What I don't understand was that "lant" (old urine) was often used in baking of bread. I really can't figure out how that was a plus.
I sure do, Sam. A rudimentary sort of wine surely invented itself, as VadeRetro noted. Once confronted with the naturally occurring phenomenon, man improved upon it.
But what about one of my other favorite beverages, coffee? Who first thought to pick coffee berries, discard the flesh, roast the seeds, grind them, pour hot water over them, and drink the residue?
But back to wine, I've always liked the (probably apocryphal) story of the wine-making monk whose batch underwent an unexpected secondary fermentation after it had been bottled. The monk, Dom Perignon, bravely tasted the wine, which was assumed to have spoiled. "Brothers, come quickly! I am drinking stars!" he called, according to legend. He had, of course, discovered Champagne.
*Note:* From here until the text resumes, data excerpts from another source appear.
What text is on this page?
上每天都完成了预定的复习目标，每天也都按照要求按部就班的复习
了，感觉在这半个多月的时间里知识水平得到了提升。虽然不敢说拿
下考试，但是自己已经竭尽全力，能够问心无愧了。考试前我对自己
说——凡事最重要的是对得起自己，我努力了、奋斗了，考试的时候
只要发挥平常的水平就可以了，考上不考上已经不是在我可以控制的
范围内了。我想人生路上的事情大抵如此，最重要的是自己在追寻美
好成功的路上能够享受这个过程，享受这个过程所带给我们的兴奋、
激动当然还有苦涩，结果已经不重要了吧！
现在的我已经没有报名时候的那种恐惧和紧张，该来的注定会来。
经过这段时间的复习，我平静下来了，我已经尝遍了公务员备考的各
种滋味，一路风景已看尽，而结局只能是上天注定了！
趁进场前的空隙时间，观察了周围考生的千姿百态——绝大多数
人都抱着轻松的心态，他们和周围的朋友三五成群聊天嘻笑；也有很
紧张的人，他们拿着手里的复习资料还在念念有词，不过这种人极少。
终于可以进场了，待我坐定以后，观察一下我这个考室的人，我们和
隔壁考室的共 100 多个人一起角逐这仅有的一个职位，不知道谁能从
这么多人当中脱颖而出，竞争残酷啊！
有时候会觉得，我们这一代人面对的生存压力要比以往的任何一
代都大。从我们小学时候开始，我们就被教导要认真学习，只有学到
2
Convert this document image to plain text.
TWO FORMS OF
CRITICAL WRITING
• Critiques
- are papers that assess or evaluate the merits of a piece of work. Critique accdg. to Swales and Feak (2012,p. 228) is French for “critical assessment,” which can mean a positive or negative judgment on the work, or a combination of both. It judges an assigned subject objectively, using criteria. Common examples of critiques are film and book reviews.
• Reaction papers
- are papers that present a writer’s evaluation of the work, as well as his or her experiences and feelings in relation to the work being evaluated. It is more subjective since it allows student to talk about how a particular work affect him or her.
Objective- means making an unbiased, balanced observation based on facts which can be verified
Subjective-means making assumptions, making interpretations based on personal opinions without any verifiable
Or how about butter? What insane person came up with the idea to take cream from a cow, make it sour, and then churn it up until it turned into something solid?
I wonder how many other great foods have yet to be invented because nobody so far is crazy enough to do the things necessary to make it?
"Butter" first off it is fresh cream and salt, (not that it matters much if you don't have refrigeration), if you were to put cream in a gourd and go for a 20 mile hike (10 miles if your gait resembles the prance of someone from frisco), you will end up with butter, easy.
Cheese now that is a different story. Bread another story. (See you folks later, Me Google, Bread, Cheese, g'night)
I was saying this exact same thing to my wife last week. We were watching a Japanese TV show about making some sort of starch (can't remember the name now).
First they had to go out in the woods, find, dig up and cut off the roots of a certain tree (I probably would have stopped there. The odds of tree roots being delicious doesn't seem too high).
Then they took them back to the house and pounded the roots to fiber.
Soaked the fiber in water until a brown soup was left.
Let the solids settle to the bottom of the tub.
Drain and clean the top dirt layer off and a white layer that looked like chalk was left.
Put in more water and repeat this about 3 times.
What was left at the end was a white chalky looking substance. My wife says it's good but who went to all that trouble to find out in the first place?